Le jugement mérite d’être lu au-delà du cercle des juristes tant il relève de l’absurde. Sur une trentaine de pages, les juges reconnaissent les violences inouïes aux frontières et les pushback illégaux – documentées depuis des années par les instances onusiennes et les ONG. Actes que le TAF estime même en aggravation: «[…] il est très probable que les autorités croates pratiquent régulièrement des renvois illicites ainsi que des agressions violentes et inhumaines sur les migrants. » S’ajoutent des dénonciations de participation à des refoulements en chaîne (illégaux, également) vers la Bosnie-Herzégovine depuis l’Autriche, l’Italie et la Slovénie.

Mais les magistrats font la distinction entre la situation aux frontières croates et celle prévalant à l’intérieur du pays. Un État qui serait donc à considérer comme schizophrène: à qui l’on pourrait faire confiance pour déposer plainte contre les mauvais traitements – l’impunité de ses agent·es y est pourtant documentée[2]Dans un précédent arrêt, où une famille avait été arrêtée à son entrée en Croatie, les parents et l’un des enfants battus et attaqués par un chien, le TAF avait suivi le raisonnement du … Lire la suite; faire confiance pour déposer une demande d’asile à la frontière; ou encore faire confiance pour des réadmissions en vertu du Règlement de Dublin…


Photo de Miguel Checa sur Flickr

Demander l’asile à la frontière ?

Dans l’arrêt de principe, les juges reprochent en effet à la victime de ne pas avoir voulu déposer de demande d’asile en Croatie.

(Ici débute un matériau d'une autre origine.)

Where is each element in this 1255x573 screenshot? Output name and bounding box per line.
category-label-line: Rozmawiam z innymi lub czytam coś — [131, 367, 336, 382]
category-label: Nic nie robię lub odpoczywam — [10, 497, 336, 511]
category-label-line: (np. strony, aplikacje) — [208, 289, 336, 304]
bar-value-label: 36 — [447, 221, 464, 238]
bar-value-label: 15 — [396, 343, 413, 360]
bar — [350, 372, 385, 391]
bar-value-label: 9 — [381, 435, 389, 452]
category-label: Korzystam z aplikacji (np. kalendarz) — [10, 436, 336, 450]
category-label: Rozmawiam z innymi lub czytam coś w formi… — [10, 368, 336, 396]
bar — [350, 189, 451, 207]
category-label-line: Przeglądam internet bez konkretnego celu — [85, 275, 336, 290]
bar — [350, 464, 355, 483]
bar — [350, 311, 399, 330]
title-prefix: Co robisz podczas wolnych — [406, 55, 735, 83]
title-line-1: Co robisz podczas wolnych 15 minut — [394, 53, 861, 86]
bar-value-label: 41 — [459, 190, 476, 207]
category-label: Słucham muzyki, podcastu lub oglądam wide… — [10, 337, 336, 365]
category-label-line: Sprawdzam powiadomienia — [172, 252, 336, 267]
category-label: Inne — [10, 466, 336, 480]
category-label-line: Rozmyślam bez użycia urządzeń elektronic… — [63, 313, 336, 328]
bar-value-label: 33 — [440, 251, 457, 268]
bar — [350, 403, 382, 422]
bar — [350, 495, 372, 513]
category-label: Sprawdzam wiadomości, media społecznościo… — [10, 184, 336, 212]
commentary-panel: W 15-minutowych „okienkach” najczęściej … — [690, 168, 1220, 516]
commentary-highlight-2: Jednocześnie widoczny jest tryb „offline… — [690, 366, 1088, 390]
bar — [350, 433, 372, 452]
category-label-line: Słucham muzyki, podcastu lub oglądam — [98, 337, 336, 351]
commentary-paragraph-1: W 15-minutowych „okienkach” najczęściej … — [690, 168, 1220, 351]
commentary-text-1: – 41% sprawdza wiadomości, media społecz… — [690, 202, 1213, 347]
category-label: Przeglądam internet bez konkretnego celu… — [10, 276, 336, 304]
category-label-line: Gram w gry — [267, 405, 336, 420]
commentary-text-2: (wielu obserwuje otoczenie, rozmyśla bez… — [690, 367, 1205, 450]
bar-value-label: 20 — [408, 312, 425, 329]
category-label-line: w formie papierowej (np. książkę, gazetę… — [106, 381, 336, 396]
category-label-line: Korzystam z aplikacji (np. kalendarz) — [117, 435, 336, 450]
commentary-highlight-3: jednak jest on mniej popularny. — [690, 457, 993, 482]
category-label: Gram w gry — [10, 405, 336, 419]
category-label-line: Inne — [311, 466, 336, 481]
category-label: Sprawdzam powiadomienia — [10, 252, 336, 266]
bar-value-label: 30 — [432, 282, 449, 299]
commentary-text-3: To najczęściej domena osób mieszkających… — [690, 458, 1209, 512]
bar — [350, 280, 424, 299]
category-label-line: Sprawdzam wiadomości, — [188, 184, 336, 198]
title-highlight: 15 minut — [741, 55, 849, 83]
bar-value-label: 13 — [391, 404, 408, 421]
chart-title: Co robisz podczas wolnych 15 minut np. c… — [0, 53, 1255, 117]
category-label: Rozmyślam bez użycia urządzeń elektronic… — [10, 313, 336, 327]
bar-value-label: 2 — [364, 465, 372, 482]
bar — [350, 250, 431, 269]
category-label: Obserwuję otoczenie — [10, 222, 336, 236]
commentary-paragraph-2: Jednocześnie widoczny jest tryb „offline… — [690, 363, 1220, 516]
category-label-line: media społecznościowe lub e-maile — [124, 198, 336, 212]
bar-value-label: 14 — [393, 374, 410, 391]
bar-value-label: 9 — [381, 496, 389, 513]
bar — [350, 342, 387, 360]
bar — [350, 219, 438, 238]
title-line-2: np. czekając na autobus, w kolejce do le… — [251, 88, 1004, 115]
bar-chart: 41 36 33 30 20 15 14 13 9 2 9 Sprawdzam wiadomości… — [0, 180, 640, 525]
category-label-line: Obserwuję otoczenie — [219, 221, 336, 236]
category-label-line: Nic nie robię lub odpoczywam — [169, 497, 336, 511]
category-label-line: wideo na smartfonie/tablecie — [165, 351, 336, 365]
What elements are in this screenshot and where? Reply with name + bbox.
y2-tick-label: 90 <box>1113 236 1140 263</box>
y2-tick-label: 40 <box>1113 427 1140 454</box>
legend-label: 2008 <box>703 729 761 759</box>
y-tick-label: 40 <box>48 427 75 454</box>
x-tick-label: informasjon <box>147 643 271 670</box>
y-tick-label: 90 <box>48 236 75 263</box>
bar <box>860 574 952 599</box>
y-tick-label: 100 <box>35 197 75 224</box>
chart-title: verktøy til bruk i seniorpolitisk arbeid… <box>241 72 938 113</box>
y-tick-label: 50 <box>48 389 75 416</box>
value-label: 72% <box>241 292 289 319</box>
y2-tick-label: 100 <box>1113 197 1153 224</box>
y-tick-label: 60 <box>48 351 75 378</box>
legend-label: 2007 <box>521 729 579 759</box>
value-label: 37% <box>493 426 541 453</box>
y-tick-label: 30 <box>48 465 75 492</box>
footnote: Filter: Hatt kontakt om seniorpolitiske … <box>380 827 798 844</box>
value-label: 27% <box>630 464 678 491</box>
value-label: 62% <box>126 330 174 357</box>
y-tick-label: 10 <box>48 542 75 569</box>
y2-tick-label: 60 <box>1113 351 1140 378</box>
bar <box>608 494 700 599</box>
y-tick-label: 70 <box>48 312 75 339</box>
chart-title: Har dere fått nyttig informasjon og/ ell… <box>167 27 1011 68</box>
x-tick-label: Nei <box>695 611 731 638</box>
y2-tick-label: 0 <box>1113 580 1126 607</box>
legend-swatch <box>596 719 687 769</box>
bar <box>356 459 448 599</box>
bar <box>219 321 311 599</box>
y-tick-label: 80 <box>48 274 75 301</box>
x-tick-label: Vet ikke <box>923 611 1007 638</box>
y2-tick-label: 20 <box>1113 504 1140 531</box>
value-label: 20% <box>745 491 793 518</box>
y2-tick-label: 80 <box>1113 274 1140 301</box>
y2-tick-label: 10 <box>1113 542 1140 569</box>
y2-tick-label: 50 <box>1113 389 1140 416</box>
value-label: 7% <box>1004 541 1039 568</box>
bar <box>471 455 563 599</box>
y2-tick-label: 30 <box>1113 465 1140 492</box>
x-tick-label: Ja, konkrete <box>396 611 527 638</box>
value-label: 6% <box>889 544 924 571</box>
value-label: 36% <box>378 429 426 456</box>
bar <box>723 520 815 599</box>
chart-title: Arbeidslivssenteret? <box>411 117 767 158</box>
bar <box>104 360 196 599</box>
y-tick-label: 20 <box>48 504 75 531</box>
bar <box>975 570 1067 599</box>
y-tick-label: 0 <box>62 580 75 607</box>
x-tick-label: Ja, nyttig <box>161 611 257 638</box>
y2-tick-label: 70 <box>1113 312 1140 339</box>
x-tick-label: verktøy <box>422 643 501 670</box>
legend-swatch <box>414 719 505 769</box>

Lorsque l’on sait que ce pays se distingue par les plus bas taux de protection d’Europe – autour de 13% en 2020-21 et 16 % en 2022, ce qui veut dire un risque de refoulement – on comprend aisément que ces réfugié·es de Turquie ou d’Afghanistan préfèrent passer leur chemin. Le TAF l’écrit: «Il n’est pas rare que la procédure d’asile croate s’avère excessivement difficile et il est également probable qu’en l’absence de procédures formelles, il n’existe souvent aucune possibilité de recours.» (consid. 9.3.5)

Le récit du demandeur d’asile, transcrit dans l’arrêt, révèle bien sa réticence à demander protection à la Croatie: «Le requérant a expliqué qu’il avait tenté en vain d’entrer en Croatie à 18 reprises. En Croatie, il aurait subi des mauvais traitements de la part de la police locale. Il a été battu et a dû se déshabiller devant les agents, ses vêtements ont été brûlés et il a dû en chercher d’autres. Ses téléphones portables ont également été détruits. En détention, il n’a reçu ni nourriture ni boisson. La police croate l’a aspergé de gaz lacrymogène et l’a reconduit dans un véhicule fermé à la frontière avec la Bosnie-Herzégovine. La 19e fois, il a réussi à entrer en Croatie. Il n’a cependant pas déposé de demande d’asile et a poursuivi son voyage. »

L’accès à la procédure après un renvoi Dublin ?

Toujours dans cette logique de dissocier le bras armé de la tête, le TAF estime que les personnes transférées vers la Croatie dans le cadre de Dublin se verraient offrir une procédure d’asile et n’auraient plus de risque de refoulement. Une position contraire à celles, récentes, de trois tribunaux allemands et du Conseil d’État hollandais redoutant les risques de pushback pour les personnes « dublinées »[3]Solidarité sans frontières « Les renvois Dublin vers la Croatie doivent immédiatement cesser », décembre 2022. Outre ces craintes, l’Organisation suisse d’aide aux réfugiés (OSAR) insiste de son côté sur la «charge psychique énorme» pour les personnes de devoir se placer sous la protection des autorités identifiées comme auteures des violences qu’elles ont subies. À ce titre, elle estime les renvois vers la Croatie inexigibles.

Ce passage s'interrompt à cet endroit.